Just kinda wondering if any other comrades have this specific thing.
I started hair pulling when I was like 8 or 9 and ended up giving myself a bald spot on my crown for a couple months. My parents noticed and scolded me, no other intervention.
Thankfully, I was able to restrain myself enough to prevent it showing on my scalp. To this day I continue on abnormally dark or coarse hairs, and now that I'm finally getting some grays it is so hard to resist spending and hour or two in the mirror getting them all.
I know this probably sounds weird or gross to most people, I've never been diagnosed with any sort of mental disorder so talking about it is a little weird to me.
I know it has overlap with OCD, and I've had other slight OCD symptoms.
I've been through periods where it was an issue but definitely not currently. I gave myself scars on my legs from hyper-fixating on a spot earlier in life, but that was a decade ago now.
I still get an insane rush sometimes when I get that one (already short cause I pulled it a month ago) coarse hair.

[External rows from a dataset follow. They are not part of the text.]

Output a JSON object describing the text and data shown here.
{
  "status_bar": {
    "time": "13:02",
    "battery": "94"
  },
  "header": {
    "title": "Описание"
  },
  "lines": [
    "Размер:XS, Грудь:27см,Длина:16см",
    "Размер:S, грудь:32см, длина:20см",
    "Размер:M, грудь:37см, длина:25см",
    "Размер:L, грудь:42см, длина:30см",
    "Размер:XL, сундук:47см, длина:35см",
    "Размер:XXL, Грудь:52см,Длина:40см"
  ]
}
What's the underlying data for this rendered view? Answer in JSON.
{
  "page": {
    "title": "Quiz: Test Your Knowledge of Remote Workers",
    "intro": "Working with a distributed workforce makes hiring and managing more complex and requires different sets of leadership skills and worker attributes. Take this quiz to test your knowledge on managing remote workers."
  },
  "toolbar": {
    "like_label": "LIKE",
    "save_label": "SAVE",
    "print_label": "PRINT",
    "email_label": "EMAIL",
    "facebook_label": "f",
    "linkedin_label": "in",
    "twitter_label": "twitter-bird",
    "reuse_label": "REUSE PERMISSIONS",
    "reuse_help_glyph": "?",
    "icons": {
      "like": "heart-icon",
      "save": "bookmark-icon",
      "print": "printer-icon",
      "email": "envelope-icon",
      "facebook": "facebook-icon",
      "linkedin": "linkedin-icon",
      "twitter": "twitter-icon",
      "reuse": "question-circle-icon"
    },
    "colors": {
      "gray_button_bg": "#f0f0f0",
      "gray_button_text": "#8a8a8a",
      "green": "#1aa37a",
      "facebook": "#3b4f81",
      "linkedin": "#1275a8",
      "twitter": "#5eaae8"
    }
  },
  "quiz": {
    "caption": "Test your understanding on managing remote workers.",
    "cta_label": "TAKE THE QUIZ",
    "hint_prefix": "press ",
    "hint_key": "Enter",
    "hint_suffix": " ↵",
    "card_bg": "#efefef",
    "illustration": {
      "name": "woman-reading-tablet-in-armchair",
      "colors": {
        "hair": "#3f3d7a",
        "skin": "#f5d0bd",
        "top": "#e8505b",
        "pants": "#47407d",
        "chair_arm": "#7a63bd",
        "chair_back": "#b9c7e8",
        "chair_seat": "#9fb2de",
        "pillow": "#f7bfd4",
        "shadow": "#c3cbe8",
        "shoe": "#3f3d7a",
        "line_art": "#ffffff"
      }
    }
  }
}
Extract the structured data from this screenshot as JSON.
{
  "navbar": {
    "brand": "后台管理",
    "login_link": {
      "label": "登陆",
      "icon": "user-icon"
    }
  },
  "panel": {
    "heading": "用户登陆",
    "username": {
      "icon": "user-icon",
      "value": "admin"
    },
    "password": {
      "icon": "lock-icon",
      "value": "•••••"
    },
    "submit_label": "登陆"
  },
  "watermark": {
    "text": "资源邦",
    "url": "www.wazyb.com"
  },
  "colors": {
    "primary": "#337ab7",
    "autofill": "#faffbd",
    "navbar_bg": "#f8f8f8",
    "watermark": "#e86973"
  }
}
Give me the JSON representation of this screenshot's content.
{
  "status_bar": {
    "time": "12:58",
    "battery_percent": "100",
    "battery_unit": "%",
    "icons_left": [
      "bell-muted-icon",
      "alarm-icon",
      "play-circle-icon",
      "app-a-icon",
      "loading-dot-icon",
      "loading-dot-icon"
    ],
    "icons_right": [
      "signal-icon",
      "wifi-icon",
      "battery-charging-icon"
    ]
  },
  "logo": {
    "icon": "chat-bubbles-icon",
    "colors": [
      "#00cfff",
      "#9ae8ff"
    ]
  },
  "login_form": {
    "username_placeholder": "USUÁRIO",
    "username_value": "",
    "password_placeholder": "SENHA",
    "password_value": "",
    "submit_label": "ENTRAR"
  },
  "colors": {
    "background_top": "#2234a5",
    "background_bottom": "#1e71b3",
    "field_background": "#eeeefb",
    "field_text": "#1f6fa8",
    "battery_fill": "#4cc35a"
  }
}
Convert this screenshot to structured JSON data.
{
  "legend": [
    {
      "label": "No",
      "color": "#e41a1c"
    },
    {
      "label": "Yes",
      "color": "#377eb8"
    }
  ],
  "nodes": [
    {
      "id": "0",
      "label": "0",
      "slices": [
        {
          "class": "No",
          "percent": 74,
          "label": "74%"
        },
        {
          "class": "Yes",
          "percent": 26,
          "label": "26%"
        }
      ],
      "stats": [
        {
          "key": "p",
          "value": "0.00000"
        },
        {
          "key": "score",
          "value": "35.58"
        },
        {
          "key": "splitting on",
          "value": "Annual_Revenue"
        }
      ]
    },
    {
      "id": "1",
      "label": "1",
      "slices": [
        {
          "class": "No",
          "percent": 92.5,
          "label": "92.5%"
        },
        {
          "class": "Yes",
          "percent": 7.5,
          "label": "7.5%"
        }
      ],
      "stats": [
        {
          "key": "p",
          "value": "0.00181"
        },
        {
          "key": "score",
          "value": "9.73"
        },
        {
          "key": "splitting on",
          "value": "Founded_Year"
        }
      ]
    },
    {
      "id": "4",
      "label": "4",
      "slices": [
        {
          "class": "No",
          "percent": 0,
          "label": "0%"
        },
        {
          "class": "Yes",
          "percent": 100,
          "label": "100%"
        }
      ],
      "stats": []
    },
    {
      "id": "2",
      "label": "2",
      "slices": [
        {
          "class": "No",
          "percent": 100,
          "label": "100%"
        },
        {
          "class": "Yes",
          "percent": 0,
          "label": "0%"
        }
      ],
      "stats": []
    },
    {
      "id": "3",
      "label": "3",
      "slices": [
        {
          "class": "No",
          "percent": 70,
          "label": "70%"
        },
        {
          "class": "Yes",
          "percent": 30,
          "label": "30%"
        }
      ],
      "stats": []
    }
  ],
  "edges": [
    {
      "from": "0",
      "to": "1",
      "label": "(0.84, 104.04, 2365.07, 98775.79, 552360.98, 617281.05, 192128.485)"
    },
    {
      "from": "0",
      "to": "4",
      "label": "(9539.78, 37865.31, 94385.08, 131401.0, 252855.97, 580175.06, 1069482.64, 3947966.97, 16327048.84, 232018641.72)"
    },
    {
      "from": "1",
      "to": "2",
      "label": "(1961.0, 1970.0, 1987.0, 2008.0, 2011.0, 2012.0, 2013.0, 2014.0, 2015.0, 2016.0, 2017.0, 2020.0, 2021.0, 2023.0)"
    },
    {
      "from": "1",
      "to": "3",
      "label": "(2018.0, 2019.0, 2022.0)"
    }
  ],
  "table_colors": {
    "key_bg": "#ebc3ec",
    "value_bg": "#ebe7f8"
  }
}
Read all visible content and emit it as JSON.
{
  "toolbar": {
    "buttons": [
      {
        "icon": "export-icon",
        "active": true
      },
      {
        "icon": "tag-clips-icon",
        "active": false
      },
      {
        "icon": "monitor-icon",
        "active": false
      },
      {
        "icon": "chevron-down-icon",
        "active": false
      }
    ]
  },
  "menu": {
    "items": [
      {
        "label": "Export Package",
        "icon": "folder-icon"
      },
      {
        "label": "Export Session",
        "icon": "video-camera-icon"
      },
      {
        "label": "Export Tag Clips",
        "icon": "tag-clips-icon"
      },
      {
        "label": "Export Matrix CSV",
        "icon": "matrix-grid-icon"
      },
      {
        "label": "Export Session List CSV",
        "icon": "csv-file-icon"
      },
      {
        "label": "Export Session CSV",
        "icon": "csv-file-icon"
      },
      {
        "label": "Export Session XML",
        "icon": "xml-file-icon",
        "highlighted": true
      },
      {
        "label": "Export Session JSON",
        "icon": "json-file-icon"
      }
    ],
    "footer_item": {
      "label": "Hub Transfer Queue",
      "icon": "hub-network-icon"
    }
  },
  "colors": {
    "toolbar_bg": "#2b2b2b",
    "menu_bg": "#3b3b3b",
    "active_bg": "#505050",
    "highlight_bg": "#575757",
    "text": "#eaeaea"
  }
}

It definitely comes back during stressful times, which I guess is why I'm posting about it, I don't think it's been this bad in at least 3 or 4 years.
Like I said I've never sought treatment and just talking about it makes me feel like such a weirdo but I know it's not and everyone here is cool. Probably why I feel comfortable posting this, thanks for letting me be weird folks!
Yeah, it's literally just a non-typical neurological arrangement of your brain that causes this. It's not so much weird as it is unique. And it's only a problem if it negatively impacts your life, I myself love popping zits.